Operations post by O'Reilly Radar
Jesse Robbins has posted about Operations on the O'Reilly Radar:
In my experience it takes about 80 hours to bootstrap a startup. This generally means installing and configuring an automated infrastructure management system (puppet), version control system (subversion), continuous build and test (frequently cruisecontrol.rb), software deployment (capistrano), monitoring (currently evaluating Hyperic, Zenoss, and Groundwork). Once this is done the "install time" is reduced to nearly zero and requires no specialized knowledge. This is the first ingredient in "Operations Secret Sauce".
It's great to see more noise being made about operations, and especially open source operations, on the larger O'Reilly sites.
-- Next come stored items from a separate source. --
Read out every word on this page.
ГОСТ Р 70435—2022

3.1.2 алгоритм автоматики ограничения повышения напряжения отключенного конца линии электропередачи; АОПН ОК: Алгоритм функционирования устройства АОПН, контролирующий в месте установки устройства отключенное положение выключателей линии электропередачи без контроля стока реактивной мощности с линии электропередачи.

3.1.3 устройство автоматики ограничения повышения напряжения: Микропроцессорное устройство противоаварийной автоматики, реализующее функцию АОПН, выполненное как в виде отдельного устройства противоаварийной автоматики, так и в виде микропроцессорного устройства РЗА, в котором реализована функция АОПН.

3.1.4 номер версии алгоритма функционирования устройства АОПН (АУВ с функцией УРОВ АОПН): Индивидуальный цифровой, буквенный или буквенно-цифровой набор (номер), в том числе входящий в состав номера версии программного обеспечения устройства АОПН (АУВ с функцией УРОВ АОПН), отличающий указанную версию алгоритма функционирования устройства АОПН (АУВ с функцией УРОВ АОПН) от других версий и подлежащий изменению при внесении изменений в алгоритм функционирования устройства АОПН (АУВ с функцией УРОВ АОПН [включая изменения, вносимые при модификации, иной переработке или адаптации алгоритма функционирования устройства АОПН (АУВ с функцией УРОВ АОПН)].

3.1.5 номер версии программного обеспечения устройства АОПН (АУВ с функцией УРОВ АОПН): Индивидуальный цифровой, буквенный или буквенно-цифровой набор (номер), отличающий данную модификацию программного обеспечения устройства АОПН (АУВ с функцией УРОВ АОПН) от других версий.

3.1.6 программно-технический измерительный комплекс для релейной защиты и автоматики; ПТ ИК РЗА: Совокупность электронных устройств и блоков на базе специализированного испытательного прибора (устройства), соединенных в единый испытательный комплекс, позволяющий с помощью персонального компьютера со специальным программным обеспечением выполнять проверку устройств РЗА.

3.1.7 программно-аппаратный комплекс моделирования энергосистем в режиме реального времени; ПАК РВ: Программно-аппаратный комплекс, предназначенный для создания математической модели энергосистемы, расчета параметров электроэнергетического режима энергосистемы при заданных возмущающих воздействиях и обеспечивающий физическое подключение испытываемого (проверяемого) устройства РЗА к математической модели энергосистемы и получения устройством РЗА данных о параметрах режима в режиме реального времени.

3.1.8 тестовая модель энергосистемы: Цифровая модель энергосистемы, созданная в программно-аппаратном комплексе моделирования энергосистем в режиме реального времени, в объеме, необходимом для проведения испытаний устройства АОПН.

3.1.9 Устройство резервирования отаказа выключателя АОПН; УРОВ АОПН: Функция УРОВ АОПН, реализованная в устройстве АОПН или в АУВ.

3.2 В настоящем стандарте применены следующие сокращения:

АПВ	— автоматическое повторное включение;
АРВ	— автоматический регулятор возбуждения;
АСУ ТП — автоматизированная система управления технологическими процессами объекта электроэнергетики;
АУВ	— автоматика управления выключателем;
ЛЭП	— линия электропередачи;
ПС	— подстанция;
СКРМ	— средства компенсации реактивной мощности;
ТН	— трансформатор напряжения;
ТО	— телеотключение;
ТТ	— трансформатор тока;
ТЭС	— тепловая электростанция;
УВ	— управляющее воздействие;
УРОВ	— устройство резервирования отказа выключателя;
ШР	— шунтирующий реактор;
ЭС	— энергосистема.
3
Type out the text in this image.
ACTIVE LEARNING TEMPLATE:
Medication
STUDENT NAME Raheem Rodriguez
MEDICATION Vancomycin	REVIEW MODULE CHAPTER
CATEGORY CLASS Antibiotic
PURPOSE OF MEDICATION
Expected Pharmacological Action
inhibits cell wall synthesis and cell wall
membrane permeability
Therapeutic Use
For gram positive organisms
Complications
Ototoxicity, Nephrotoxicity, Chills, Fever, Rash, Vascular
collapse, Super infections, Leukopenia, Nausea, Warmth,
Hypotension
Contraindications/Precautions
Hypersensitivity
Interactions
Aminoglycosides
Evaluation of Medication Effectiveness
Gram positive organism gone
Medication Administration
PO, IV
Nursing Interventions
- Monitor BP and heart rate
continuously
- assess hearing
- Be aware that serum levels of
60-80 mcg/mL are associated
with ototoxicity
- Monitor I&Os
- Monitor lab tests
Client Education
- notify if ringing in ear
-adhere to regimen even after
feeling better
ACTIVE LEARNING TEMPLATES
It's nice to see that people are starting to see that their operations can be a competitive advantage, and especially in this world of meteoric scale.
Tue, 23 Oct 2007 | Tags: puppet, radar, johnmwillis, ilike
iLike HJK and Puppet
As I mentioned, John Willis posted about Puppet, and in his post he mentions that iLike uses Puppet. Well, Adam Jacob, one of the partners at HJK Solutions, which is the company that did the Puppet work for iLike, has written up a bit more information:
Puppet enables us to get a huge jump-start on building automated, scaleable, easy to manage infrastructures for our clients. Using puppet, we:
- Automate as much of the routine systems administration tasks as possible.
- Get 10 minute unattended build times from bare metal, most of which is data transfer. Puppet takes it the rest of the way, getting the machines ready to have applications deployed on them. Its down to two and a half minutes for Xen.
- Bootstrap our clients production environments while building their development environment. I cant stress how cool this really is. Because we are expressing the infrastructure at a higher level, when it comes time to deploy your production systems, its really a non-event. We just roll out the Puppet Master and an Operating System auto-install environment, and its finished.
- Cross-pollinate between clients with similar architectures. We work with several different shops using Ruby on Rails, all of whom have very similar infrastructure needs. By using Puppet in all of them, when we solve a problem for one client, weve effectively solved it for the others. I love being able to tell a client that we solved a problem for them, and all its going to cost is the time it takes for us to add the recipe.
Puppet, today, is a tool that is good enough to handle the vast majority of issues encountered in building scalable infrastructures. Even the places where it falls short are almost always just a matter of it being less elegant than it could be, and the entire community is working on making those parts better.
I'm very happy to see people successfully building businesses around Puppet, and it's great to see that companies who are getting press are depending on Puppet to manage those famous applications.